Pre-authorisation helps avoid this.
Once approved, your treatment or device cost is directly settled between the hospital or vendor and the insurance company.
You don’t have to worry about large upfront payments.
That’s why speeding up this process is so important—especially when the treatment is urgent or life-changing.
Who Gives the Pre-Authorisation?
The Role of TPAs and Insurance Cells
If you’re using private health insurance, the pre-authorisation request is sent to a TPA—a Third-Party Administrator.
They act as the middleman between the hospital and your insurer.
They check:
- Your policy terms
- Eligibility for the treatment
- Supporting documents
- Package pricing
Once they review and approve it, your hospital gets a confirmation to proceed.

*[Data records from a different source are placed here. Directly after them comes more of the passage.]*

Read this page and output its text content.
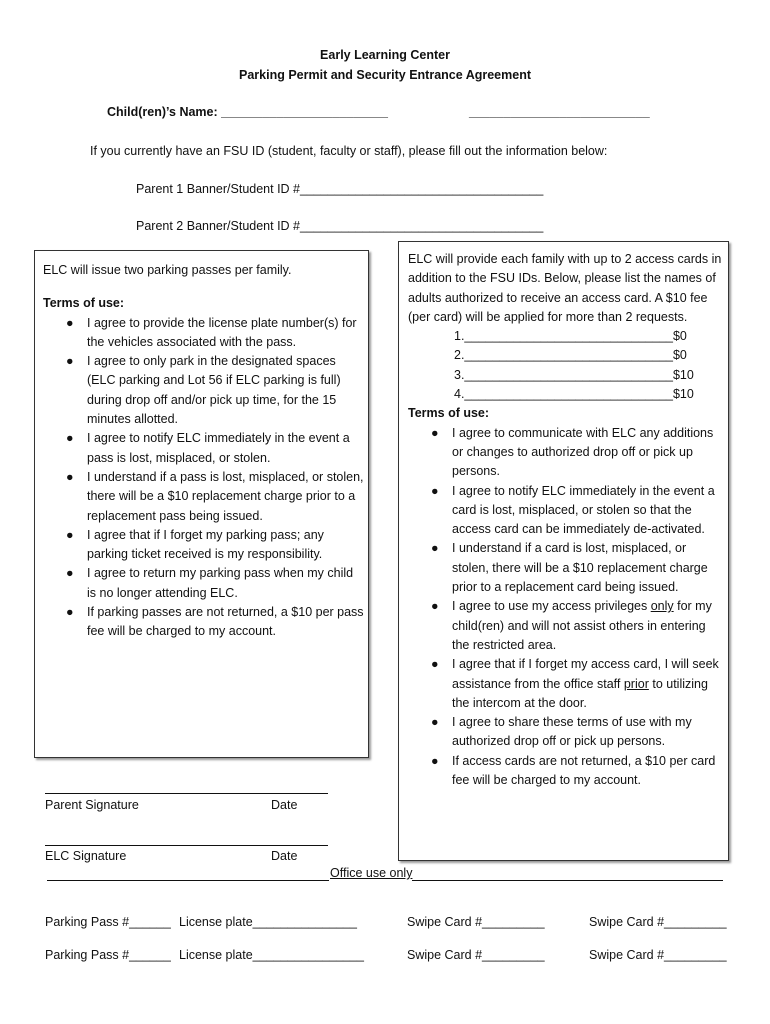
Early Learning Center
Parking Permit and Security Entrance Agreement
Child(ren)’s Name: ________________________	__________________________
If you currently have an FSU ID (student, faculty or staff), please fill out the information below:
Parent 1 Banner/Student ID #___________________________________
Parent 2 Banner/Student ID #___________________________________

ELC will issue two parking passes per family.

Terms of use:

● I agree to provide the license plate number(s) for the vehicles associated with the pass.
● I agree to only park in the designated spaces (ELC parking and Lot 56 if ELC parking is full) during drop off and/or pick up time, for the 15 minutes allotted.
● I agree to notify ELC immediately in the event a pass is lost, misplaced, or stolen.
● I understand if a pass is lost, misplaced, or stolen, there will be a $10 replacement charge prior to a replacement pass being issued.
● I agree that if I forget my parking pass; any parking ticket received is my responsibility.
● I agree to return my parking pass when my child is no longer attending ELC.
● If parking passes are not returned, a $10 per pass fee will be charged to my account.

ELC will provide each family with up to 2 access cards in addition to the FSU IDs. Below, please list the names of adults authorized to receive an access card. A $10 fee (per card) will be applied for more than 2 requests.

1.______________________________ $0
2.______________________________ $0
3.______________________________ $10
4.______________________________ $10

Terms of use:

● I agree to communicate with ELC any additions or changes to authorized drop off or pick up persons.
● I agree to notify ELC immediately in the event a card is lost, misplaced, or stolen so that the access card can be immediately de-activated.
● I understand if a card is lost, misplaced, or stolen, there will be a $10 replacement charge prior to a replacement card being issued.
● I agree to use my access privileges only for my child(ren) and will not assist others in entering the restricted area.
● I agree that if I forget my access card, I will seek assistance from the office staff prior to utilizing the intercom at the door.
● I agree to share these terms of use with my authorized drop off or pick up persons.
● If access cards are not returned, a $10 per card fee will be charged to my account.
Parent Signature	Date
ELC Signature	Date
Office use only
Parking Pass #______ License plate_______________	Swipe Card #_________	Swipe Card #_________
Parking Pass #______ License plate________________	Swipe Card #_________	Swipe Card #_________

If you’re using a government scheme like CGHS, ECHS, or ESIC, the request goes to the respective government medical board or scheme officer.

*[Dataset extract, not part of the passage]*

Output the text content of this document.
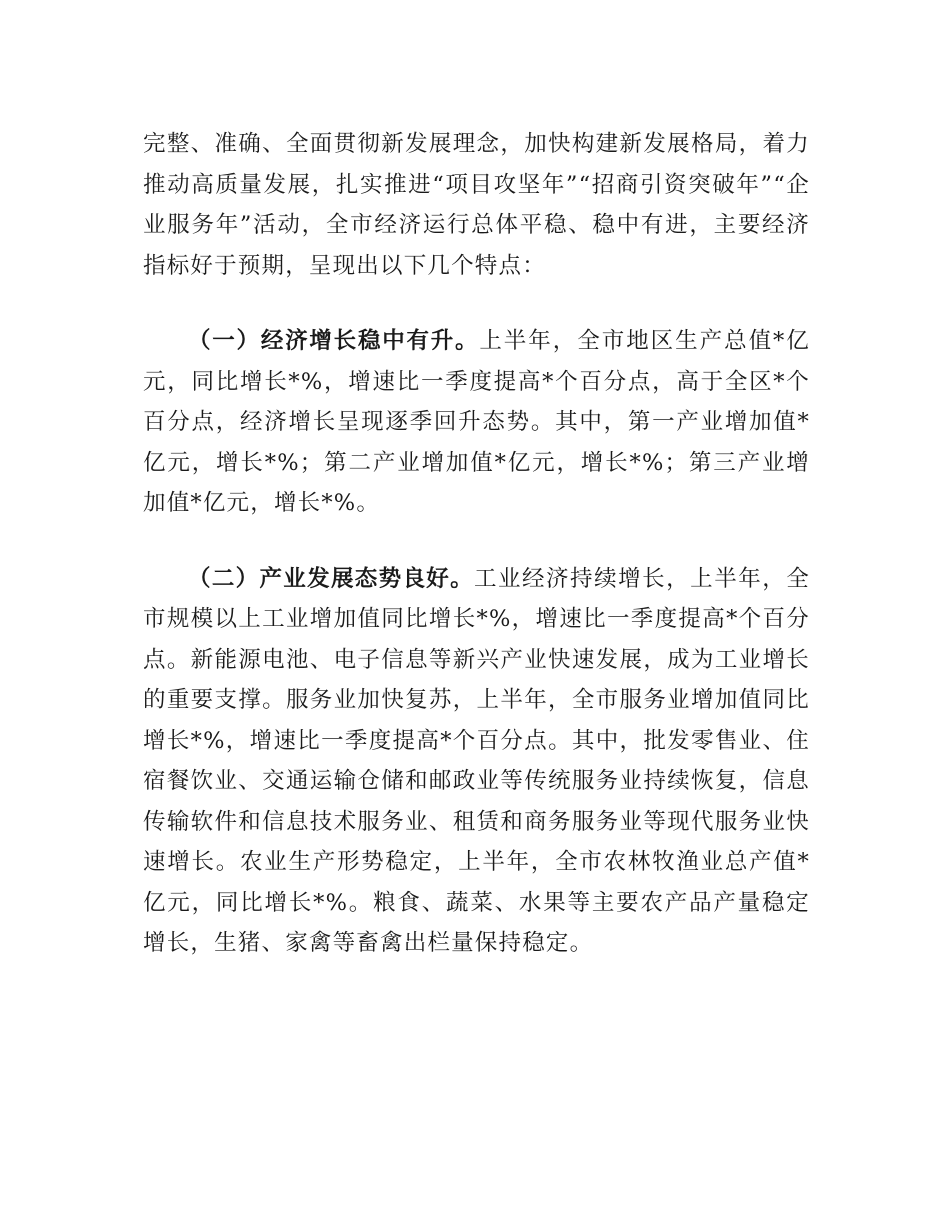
完整、准确、全面贯彻新发展理念，加快构建新发展格局，着力推动高质量发展，扎实推进“项目攻坚年”“招商引资突破年”“企业服务年”活动，全市经济运行总体平稳、稳中有进，主要经济指标好于预期，呈现出以下几个特点：

（一）经济增长稳中有升。上半年，全市地区生产总值*亿元，同比增长*%，增速比一季度提高*个百分点，高于全区*个百分点，经济增长呈现逐季回升态势。其中，第一产业增加值*亿元，增长*%；第二产业增加值*亿元，增长*%；第三产业增加值*亿元，增长*%。

（二）产业发展态势良好。工业经济持续增长，上半年，全市规模以上工业增加值同比增长*%，增速比一季度提高*个百分点。新能源电池、电子信息等新兴产业快速发展，成为工业增长的重要支撑。服务业加快复苏，上半年，全市服务业增加值同比增长*%，增速比一季度提高*个百分点。其中，批发零售业、住宿餐饮业、交通运输仓储和邮政业等传统服务业持续恢复，信息传输软件和信息技术服务业、租赁和商务服务业等现代服务业快速增长。农业生产形势稳定，上半年，全市农林牧渔业总产值*亿元，同比增长*%。粮食、蔬菜、水果等主要农产品产量稳定增长，生猪、家禽等畜禽出栏量保持稳定。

Each scheme has its own approval process, and timelines vary based on urgency, city, and paperwork.
At Robobionics, we’ve worked with all major schemes and know how each one handles pre-authorisations.
How Long Does Pre-Authorisation Usually Take?
For Private Insurance
If everything is in order, private insurers typically respond within 6 to 24 hours.
In emergency cases, approval can come within 2 to 4 hours.
However, for elective treatments or non-hospital services like prosthetics, it can take up to 3 days if additional documents are needed.
Delays usually happen when:
- Documents are incomplete
- The medical need is unclear
- The cost is higher than average
- The provider is not empanelled
For CGHS and ECHS
For CGHS beneficiaries, pre-authorisation often takes 3 to 7 working days.
You must submit a doctor’s recommendation, cost estimate, and sometimes visit the CGHS wellness centre for evaluation.
If the device or treatment is above a certain cost, approval is needed from the Additional Director or Medical Officer in-charge.
ECHS approvals are similar but usually move faster in urgent cases, especially through their online module.
Still, 5 to 10 working days is common.
We help fast-track this by making sure all paperwork is correct the first time.
For ESIC and Ayushman Bharat
ESIC works through its own network of dispensaries and hospitals.
If you are referred properly and your medical officer sends the request, approval can come within 2 to 5 days.
For Ayushman Bharat (PM-JAY), empanelled hospitals raise the request through their digital platform.
This is the fastest system. Approvals often happen within 6 to 12 hours—sometimes even faster.
But only if the hospital or clinic is registered with the scheme.
What Documents Are Required for Pre-Authorisation?
The Essentials You Must Prepare

Most pre-authorisation requests require a standard set of documents. Missing even one of these can delay the entire process or get your request rejected outright.
Here’s what you typically need:
- Doctor’s prescription clearly stating the need for treatment or prosthetic.
- Detailed medical reports such as X-rays, MRI, blood tests, or surgical notes.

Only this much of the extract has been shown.